BALAYEUR DE SONGES

Lionel Sabatté est un balayeur de songes qui récupère ce qui est éphémère. Il est un bon génie qui veut prolonger l’existence de ce qui est abandonné, abîmé ou rejeté, sans pour autant chercher à recycler. Animé par un idéal de renouveau, il aime interroger les traces et attraper le temps qui passe.

Il fait partie de ces artistes qui inventent des mondes, en décortiquant le nôtre, et donnent un autre sens à nos perceptions. C’est ainsi qu’un jour, il avait remarqué un flocon de poussière qui voletait et qu’il trouvait poétique. Quelques années après, il a sculpté un loup grandeur nature avec des moutons de poussière ramassés dans le métro aux heures de pointe, notamment à la station Châtelet-Les Halles, lieu de passage intense (jusqu’à un million de personnes par jour). Étonnant paradoxe : des moutons sont devenus loup ! Certains y ont vu le symbole du proverbe «l’union fait la force». Dernièrement, il a composé un cygne noir déployant ses ailes, comme pour échapper à une marée de cette couleur. Mais avec ce bricoleur qui associe des matériaux contrastés, rien n’est jamais «noir c’est noir» mais toujours un noir-espoir (voir la malice de ses œuvres sur papier).

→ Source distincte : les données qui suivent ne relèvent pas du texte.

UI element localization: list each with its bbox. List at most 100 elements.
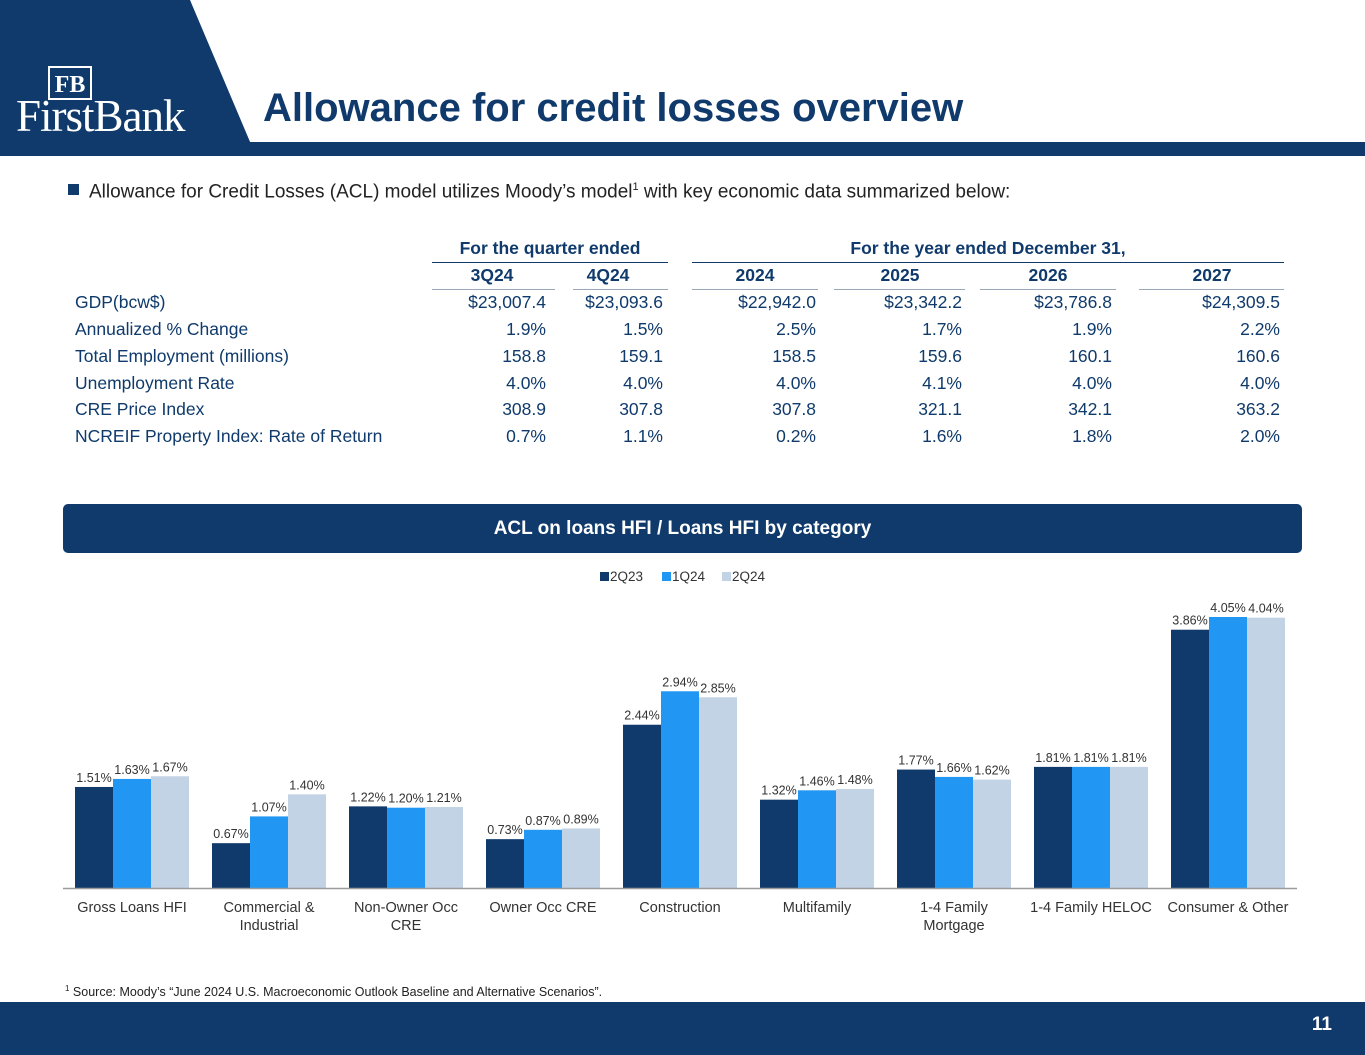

Autre métamorphose à partir de pièces de monnaie d’1 cent, qu’il avait commencé à rassembler dès la mise en circulation de l’Euro, en 1999, parce que ce centime est un objet que l’on se passe, «qui circule de mains en mains, patiné par le contact de tous les gens qui l’ont touché». La monnaie étant «un symbole des civilisations qui l’utilisent et de l’échange entre les hommes». Ces petites pièces jaunes sont devenues des écailles sur les poissons «d’argent» récemment créés et suspendus au-dessus du sol qu’ils survolent dans l’Aquarium. Tandis qu’en bas, des animaux chimères, sortes de dinosaures inquiets ou inquiétants, sont dressés sur des souches d’arbres centenaires provenant de la Meuse, déracinés par la tempête de 1999 et témoins de guerres… 

Les sculptures animales de Lionel Sabatté laissent apparaître leur structure métallique et ouvrent la gueule ou le bec pour exprimer un appel ou un chant. Intrigue stimulante. À chacun de les entendre et les écouter à sa façon… 

Bruno Lancelot

• Exposition «Fabrique des profondeurs» de Lionel Sabatté, à l’Aquarium de Paris, jusqu’au 18 mai.